According to one article I read, Billy Mills calls reservations American apartheid - and indeed there is a book out, published in 1997, with that title ...about the white man's practice of segregating the Indian away from the whites. [Now there's issues there that I can think of...but I haven't read the book and I expect it's too depressing for me to want to read, but...]

But , for whatever reason the Indians were sent to reservations then, it's still going on today, and that's what's troubling. The Indian Nations are sovereign countries, and I'd have not word one to say about them if these reservations were prosperous [and the top people are, thanks to that casino money], their people well-educated and well-employed, with school drop-outs and alcoholism not a major problem.

But the opposite, unfortunately, seems to be the case. The average Native American, of any tribe, seems to be set up for failure from the get go... which is *not* the same as the blacks and latinos in ghettos and the barrios, because there the children grow up integrated into American society - and should they get a good education and a good job they could get out of those poor areas and into better ones with no "culture shock" except the one we all go through when we can live a life of luxury! But Indians are raised differently on reservations... they can't get out.

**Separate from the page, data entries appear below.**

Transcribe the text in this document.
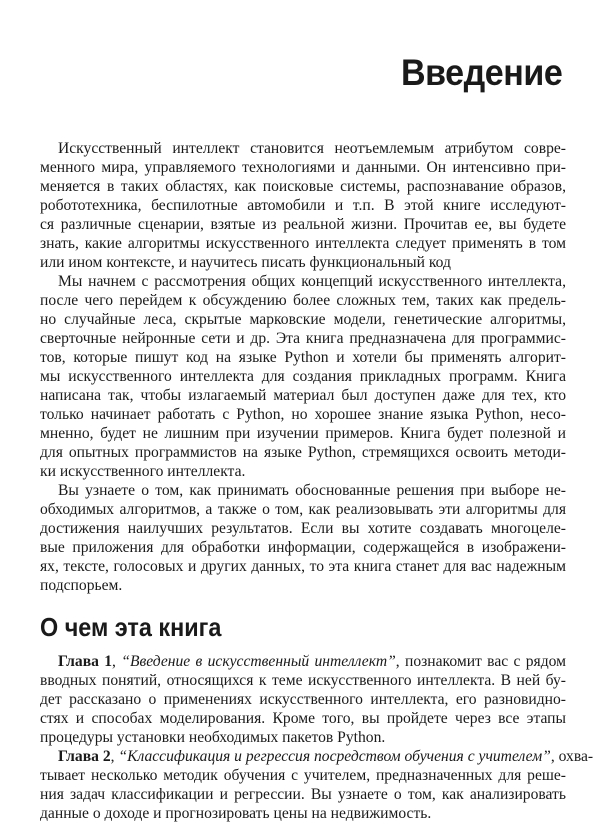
Введение
Искусственный интеллект становится неотъемлемым атрибутом совре-
менного мира, управляемого технологиями и данными. Он интенсивно при-
меняется в таких областях, как поисковые системы, распознавание образов,
робототехника, беспилотные автомобили и т.п. В этой книге исследуют-
ся различные сценарии, взятые из реальной жизни. Прочитав ее, вы будете
знать, какие алгоритмы искусственного интеллекта следует применять в том
или ином контексте, и научитесь писать функциональный код
Мы начнем с рассмотрения общих концепций искусственного интеллекта,
после чего перейдем к обсуждению более сложных тем, таких как предель-
но случайные леса, скрытые марковские модели, генетические алгоритмы,
сверточные нейронные сети и др. Эта книга предназначена для программис-
тов, которые пишут код на языке Python и хотели бы применять алгорит-
мы искусственного интеллекта для создания прикладных программ. Книга
написана так, чтобы излагаемый материал был доступен даже для тех, кто
только начинает работать с Python, но хорошее знание языка Python, несо-
мненно, будет не лишним при изучении примеров. Книга будет полезной и
для опытных программистов на языке Python, стремящихся освоить методи-
ки искусственного интеллекта.
Вы узнаете о том, как принимать обоснованные решения при выборе не-
обходимых алгоритмов, а также о том, как реализовывать эти алгоритмы для
достижения наилучших результатов. Если вы хотите создавать многоцеле-
вые приложения для обработки информации, содержащейся в изображени-
ях, тексте, голосовых и других данных, то эта книга станет для вас надежным
подспорьем.
О чем эта книга
Глава 1, “Введение в искусственный интеллект”, познакомит вас с рядом
вводных понятий, относящихся к теме искусственного интеллекта. В ней бу-
дет рассказано о применениях искусственного интеллекта, его разновидно-
стях и способах моделирования. Кроме того, вы пройдете через все этапы
процедуры установки необходимых пакетов Python.
Глава 2, “Классификация и регрессия посредством обучения с учителем”, охва-
тывает несколько методик обучения с учителем, предназначенных для реше-
ния задач классификации и регрессии. Вы узнаете о том, как анализировать
данные о доходе и прогнозировать цены на недвижимость.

Okay, that's an observation from just a couple of days quick research, but that seems to be the case. Whether the fault lies within the Tribal Leadership, or the American government's propensity to turn thriving, active people into welfare recipients and then make sure they stay that way, I'm not sure.

But I hope Jacoby Ellsbury can be a standard bearer for all Native Americans - get an education, get a job you like and be happy, and be proud of your roots. And, while it's not necessary to "get off the reservation,".... lose the reservation mentality. Whatever the tragedies of the past, it's now the 21st century and time to move into the future and integrate with the rest of the country.

And moreso than that, he must be a standard bearer to Majority America - that when people are not held down by prejudice, either overt or covert, they can all reach the heights.

That's a lot to put on one man's shoulders. I hope he can do it. I hope they can do it.